Saiteja Mukkamalla

Personal information
- Full name: Saiteja Reddy Mukkamalla
- Born: April 9, 2004 (age 22) Plainsboro, New Jersey, United States
- Batting: Right-handed
- Bowling: Right-arm offbreak
- Role: Batsman

International information
- National side: United States;
- ODI debut (cap 38): May 28, 2022 v Scotland
- Last ODI: November 3, 2025 v UAE
- T20I debut (cap 40): August 27, 2024 v Canada
- Last T20I: February 15, 2026 v Namibia

Domestic team information
- 2021-present: New Jersey Stallions
- 2023-present: Texas Super Kings

Career statistics
| Competition | ODI | T20I | LA | T20 |
| Matches | 37 | 21 | 37 | 33 |
| Runs scored | 1,255 | 737 | 1,255 | 917 |
| Batting average | 39.21 | 40.94 | 39.21 | 32.75 |
| 100s/50s | 3/7 | 1/6 | 3/7 | 1/6 |
| Top score | 137* | 100* | 137* | 100* |
| Catches/stumpings | 13/– | 7/– | 13/– | 9/– |
- Source: ESPNcricinfo, February 15, 2026

= Saiteja Mukkamalla =

American cricketer (born 2004)

Saiteja Reddy Mukkamalla (/saɪˈteɪdʒə mʊˈkːɑːmələ/, sai-TAY-jə mook-KAH-mə-lə; born April 9, 2004) is an American professional cricketer who plays for the Texas Super Kings of MLC, and the United States national cricket team.

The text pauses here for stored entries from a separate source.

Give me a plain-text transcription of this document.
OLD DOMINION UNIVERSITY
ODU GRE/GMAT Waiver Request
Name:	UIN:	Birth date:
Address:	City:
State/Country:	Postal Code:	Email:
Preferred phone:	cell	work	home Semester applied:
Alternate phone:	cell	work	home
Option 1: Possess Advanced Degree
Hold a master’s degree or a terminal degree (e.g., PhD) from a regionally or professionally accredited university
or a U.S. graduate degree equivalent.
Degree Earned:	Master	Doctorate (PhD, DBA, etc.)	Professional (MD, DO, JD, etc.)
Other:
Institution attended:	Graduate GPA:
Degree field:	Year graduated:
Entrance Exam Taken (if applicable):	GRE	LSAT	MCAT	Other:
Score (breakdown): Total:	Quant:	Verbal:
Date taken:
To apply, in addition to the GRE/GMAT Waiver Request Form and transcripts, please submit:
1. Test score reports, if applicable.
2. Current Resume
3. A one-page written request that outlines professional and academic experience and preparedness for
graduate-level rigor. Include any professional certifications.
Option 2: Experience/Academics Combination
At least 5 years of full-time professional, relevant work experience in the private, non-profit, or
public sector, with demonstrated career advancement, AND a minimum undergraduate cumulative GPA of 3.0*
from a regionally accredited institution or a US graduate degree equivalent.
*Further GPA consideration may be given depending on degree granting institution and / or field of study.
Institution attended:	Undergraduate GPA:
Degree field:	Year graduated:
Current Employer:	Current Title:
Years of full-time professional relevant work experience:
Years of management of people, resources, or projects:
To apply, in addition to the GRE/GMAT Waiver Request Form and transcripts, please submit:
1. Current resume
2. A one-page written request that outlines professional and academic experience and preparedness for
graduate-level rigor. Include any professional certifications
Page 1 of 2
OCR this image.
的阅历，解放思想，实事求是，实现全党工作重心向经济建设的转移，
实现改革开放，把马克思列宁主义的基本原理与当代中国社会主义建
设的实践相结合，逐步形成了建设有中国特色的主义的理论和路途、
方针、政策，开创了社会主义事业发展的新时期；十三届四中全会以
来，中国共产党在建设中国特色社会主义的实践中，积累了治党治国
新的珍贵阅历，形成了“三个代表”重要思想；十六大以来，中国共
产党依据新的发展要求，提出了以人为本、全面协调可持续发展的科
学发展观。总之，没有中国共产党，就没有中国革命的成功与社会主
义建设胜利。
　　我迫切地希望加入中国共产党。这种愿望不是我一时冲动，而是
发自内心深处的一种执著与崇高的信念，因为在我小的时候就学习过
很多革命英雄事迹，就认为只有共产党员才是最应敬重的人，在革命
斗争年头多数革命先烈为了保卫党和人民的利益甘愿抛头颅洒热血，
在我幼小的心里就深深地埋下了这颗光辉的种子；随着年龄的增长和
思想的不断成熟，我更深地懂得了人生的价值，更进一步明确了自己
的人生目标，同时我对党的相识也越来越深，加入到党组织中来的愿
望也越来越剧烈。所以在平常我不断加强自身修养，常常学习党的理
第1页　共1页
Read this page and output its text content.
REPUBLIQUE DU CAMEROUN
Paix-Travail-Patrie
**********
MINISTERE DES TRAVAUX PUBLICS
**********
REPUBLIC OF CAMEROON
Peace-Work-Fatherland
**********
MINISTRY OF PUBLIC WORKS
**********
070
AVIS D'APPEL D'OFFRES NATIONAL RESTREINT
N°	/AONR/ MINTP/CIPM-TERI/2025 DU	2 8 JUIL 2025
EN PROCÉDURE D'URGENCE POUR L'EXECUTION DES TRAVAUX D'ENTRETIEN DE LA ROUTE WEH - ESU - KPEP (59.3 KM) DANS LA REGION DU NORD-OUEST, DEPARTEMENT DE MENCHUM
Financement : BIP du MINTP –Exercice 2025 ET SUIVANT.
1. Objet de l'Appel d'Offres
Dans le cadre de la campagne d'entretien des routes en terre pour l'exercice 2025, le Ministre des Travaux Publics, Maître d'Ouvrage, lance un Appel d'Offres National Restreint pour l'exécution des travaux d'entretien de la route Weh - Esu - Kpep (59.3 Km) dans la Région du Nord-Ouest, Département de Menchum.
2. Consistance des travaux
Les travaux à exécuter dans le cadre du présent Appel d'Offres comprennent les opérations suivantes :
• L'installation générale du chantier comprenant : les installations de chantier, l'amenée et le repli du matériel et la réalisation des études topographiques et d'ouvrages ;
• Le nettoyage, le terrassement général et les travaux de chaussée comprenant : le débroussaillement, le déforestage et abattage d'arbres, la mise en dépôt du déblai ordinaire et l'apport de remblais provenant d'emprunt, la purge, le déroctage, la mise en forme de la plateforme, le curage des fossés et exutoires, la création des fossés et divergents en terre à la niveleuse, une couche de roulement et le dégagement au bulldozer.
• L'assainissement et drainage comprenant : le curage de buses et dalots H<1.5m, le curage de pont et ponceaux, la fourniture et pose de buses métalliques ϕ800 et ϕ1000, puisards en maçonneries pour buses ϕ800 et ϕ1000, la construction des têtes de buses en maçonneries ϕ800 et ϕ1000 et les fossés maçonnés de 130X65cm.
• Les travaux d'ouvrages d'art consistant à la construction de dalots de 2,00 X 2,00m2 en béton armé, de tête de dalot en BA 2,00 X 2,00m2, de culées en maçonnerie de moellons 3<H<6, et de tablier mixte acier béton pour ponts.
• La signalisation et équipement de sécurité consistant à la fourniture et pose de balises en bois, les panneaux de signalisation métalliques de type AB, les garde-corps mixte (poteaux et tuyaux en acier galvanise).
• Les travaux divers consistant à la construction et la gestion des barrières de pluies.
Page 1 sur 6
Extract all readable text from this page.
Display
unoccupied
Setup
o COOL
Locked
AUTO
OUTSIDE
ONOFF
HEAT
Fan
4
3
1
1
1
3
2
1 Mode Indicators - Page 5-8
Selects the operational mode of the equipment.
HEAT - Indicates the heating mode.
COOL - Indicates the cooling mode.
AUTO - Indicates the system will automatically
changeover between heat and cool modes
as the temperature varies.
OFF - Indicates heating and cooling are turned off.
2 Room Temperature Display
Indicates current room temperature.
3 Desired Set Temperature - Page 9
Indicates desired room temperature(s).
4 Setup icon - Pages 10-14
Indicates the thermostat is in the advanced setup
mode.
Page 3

Primarily an opening batsman, he also bowls right-arm off-break occasionally.

== Career ==
In May 2022, he was selected to play in the ICC Cricket World Cup League 2 Series. He made his ODI debut against Scotland at Pearland on May 28, 2022. He scored 14 runs off 12 balls in his first match. In May 2023, he was selected in USA's squad for the 2023 Cricket World Cup Qualifier played in Zimbabwe. During the 2023 Cricket World Cup Qualifier, his unbeaten ton propelled USA to an impressive win over UAE in the play-off. He smashed 12 fours to play a match-winning unbeaten knock of 120 runs off just 114 balls. He was declared Man of the Match for this effort. In 2023, he was signed up by Texas Super Kings for the Major League Cricket. In the same year, he was also picked by Bangla Tigers in the 2023 Abu Dhabi T10 league.

In January 2026, Mukkamalla was named in USA's squad for the 2026 T20 World Cup.

On May 16, 2026, Mukkamalla captained the USA for the first time in an ODI against Nepal, filling in for Monank Patel who had been forced out of the side due to a finger injury.